The court also heard that there were unopened bottles of beer in the vehicle. Toal stated that the first time he was made aware of the beer in the lorry was when the police spoke with him about it the day after the accident. He added that employees were sometimes given alcoholic gifts over the Christmas period.
The Crown Office declared before the inquiry was underway that it would not result in criminal prosecution, describing the incident as a tragic accident.
The inquiry, which commenced at Glasgow Sheriff Court on Wednesday 22 July, was initiated with a minute’s silence in memory of those who lost their lives in the accident, which was followed by a joint minute of agreed upon facts being read out to the courtroom.
Senior lawyers warned family members of the victims that, although it was in the public interest to show the footage, the CCTV recording of the crash might prove traumatic.
The facts included the layout of the road and area around George Square, noting that Christmas decorations and an ice rink were in place on the day of the tragedy. Both the visibility and weather at the time of the accident were deemed fine. The minute listed that the surface of the road in which the crash took place was in a good state of repair, and thus did not contribute to the impact of the crash. The facts also listed the crewmembers in the vehicle at the time of the accident, adding that there was no evidence to insinuate that the crash was a deliberate act.
Telford gave evidence yesterday and recalled the harrowing event. Telford, who was situated behind the driver’s seat, described how Clarke’s unconscious body blocked the controls to the lorry.

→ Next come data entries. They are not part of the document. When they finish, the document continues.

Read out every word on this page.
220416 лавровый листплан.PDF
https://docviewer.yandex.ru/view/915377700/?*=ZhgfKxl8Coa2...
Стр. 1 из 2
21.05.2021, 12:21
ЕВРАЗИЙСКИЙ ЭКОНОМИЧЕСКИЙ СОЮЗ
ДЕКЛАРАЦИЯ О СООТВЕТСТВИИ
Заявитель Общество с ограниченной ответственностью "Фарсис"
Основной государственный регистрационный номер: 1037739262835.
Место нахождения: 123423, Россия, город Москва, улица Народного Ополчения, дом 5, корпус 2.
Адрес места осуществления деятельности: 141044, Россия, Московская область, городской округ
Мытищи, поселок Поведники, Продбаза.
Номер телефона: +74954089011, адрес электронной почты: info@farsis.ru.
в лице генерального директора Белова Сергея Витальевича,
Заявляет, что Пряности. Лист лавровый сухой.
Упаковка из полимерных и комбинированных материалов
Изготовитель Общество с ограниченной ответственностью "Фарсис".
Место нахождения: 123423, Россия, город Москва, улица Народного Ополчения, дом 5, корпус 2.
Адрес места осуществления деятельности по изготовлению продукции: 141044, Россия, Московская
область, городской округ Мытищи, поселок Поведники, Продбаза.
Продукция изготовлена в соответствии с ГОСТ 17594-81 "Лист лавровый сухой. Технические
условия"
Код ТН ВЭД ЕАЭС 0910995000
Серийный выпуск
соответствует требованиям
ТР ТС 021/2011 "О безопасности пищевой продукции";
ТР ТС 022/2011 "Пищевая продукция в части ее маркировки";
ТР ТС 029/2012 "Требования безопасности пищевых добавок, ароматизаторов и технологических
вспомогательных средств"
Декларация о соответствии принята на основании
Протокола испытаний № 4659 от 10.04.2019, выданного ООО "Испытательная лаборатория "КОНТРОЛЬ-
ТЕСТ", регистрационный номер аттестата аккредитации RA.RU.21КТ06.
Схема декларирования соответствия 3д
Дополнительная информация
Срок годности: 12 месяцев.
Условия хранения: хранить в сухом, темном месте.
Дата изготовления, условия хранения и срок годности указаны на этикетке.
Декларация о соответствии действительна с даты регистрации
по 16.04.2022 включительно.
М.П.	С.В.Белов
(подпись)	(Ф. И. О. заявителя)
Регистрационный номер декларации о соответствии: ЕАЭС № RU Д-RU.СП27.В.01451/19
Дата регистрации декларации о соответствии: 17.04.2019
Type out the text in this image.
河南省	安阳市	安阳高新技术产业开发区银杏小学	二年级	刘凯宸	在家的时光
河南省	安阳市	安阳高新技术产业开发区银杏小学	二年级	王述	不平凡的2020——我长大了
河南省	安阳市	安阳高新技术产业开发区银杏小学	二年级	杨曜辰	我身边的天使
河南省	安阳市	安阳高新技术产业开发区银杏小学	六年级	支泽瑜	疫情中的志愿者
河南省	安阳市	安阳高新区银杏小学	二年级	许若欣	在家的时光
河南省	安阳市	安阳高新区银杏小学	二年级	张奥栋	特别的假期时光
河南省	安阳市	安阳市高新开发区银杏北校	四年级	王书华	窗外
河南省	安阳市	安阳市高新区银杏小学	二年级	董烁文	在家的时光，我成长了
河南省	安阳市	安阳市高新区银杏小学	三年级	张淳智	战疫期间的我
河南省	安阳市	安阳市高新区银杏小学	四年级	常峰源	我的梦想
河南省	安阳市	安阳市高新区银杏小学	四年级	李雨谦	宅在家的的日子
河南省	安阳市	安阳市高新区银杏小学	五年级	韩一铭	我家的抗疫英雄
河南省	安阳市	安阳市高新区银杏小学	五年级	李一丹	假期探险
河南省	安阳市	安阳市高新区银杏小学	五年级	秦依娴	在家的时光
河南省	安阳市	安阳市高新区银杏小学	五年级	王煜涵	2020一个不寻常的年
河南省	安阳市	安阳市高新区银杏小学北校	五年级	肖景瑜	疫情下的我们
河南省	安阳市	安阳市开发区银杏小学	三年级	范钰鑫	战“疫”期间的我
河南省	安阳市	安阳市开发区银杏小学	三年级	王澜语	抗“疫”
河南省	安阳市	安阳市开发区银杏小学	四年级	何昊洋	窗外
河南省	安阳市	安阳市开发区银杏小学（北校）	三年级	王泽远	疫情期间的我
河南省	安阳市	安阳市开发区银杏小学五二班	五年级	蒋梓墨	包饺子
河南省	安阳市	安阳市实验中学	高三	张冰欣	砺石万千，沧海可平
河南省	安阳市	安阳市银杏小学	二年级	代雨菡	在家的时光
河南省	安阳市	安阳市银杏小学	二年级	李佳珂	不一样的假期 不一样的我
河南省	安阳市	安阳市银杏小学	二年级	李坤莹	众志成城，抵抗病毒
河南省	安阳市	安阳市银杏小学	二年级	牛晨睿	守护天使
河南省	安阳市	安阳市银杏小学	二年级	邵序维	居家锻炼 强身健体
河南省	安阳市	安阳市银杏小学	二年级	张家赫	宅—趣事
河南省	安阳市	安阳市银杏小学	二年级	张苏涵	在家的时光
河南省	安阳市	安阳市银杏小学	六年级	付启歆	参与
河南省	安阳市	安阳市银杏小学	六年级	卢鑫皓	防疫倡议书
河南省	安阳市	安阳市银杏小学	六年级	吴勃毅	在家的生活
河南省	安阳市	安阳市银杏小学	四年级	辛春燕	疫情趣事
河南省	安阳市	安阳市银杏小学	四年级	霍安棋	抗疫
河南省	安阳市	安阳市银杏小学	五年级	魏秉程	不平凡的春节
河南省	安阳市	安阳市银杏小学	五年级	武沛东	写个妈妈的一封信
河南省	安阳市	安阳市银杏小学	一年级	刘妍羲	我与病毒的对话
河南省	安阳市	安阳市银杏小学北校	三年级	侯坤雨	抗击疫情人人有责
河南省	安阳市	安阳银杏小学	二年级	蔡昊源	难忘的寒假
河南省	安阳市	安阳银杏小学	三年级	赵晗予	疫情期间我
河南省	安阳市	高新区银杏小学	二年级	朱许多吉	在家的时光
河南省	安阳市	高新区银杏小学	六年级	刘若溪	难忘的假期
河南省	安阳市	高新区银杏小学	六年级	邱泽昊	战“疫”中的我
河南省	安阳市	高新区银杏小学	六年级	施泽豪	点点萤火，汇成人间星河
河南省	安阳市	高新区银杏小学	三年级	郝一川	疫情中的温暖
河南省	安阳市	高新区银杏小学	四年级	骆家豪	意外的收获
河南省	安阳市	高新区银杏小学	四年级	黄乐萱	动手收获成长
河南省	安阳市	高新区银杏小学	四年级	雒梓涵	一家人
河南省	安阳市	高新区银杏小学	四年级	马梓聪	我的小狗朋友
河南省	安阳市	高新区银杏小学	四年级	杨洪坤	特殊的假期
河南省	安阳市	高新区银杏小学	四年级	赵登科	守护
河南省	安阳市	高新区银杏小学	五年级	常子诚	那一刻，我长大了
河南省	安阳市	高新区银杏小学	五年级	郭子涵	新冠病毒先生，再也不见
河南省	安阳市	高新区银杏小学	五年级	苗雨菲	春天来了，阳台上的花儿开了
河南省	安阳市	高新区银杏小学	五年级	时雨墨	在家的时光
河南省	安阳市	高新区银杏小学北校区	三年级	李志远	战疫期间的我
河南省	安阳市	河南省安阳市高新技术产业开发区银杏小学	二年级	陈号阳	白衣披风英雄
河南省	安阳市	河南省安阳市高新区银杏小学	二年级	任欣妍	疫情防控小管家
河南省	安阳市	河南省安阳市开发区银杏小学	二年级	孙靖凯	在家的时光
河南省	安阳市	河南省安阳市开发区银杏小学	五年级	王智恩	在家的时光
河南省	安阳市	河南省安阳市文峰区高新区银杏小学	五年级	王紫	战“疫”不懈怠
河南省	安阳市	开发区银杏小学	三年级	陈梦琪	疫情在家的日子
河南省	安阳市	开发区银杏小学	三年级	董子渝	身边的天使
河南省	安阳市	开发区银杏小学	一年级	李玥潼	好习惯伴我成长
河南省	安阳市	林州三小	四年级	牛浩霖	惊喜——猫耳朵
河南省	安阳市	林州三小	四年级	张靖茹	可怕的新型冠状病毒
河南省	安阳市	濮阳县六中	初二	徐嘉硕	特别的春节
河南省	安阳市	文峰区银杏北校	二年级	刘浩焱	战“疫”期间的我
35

He explained how Clarke’s head had fallen to one side: “his whole body slumped to the left”, adding: “It didn’t seem right to me.”He described hitting and screaming at driver Harry Clarke as the vehicle ploughed through a busy George Square, with no response.
When asked if there was anything that could have been done differently, Telford replied: “I don’t think I could have done anything different but I suppose I’m always going to be asking myself that question.”
Condolences were offered to family members of the victim from Sheriff John Beckett who stated: ”I can only imagine the shock, pain and anguish, which you have suffered following your sudden and terrible loss. I extend my sympathy also to all of those who were injured and traumatised.”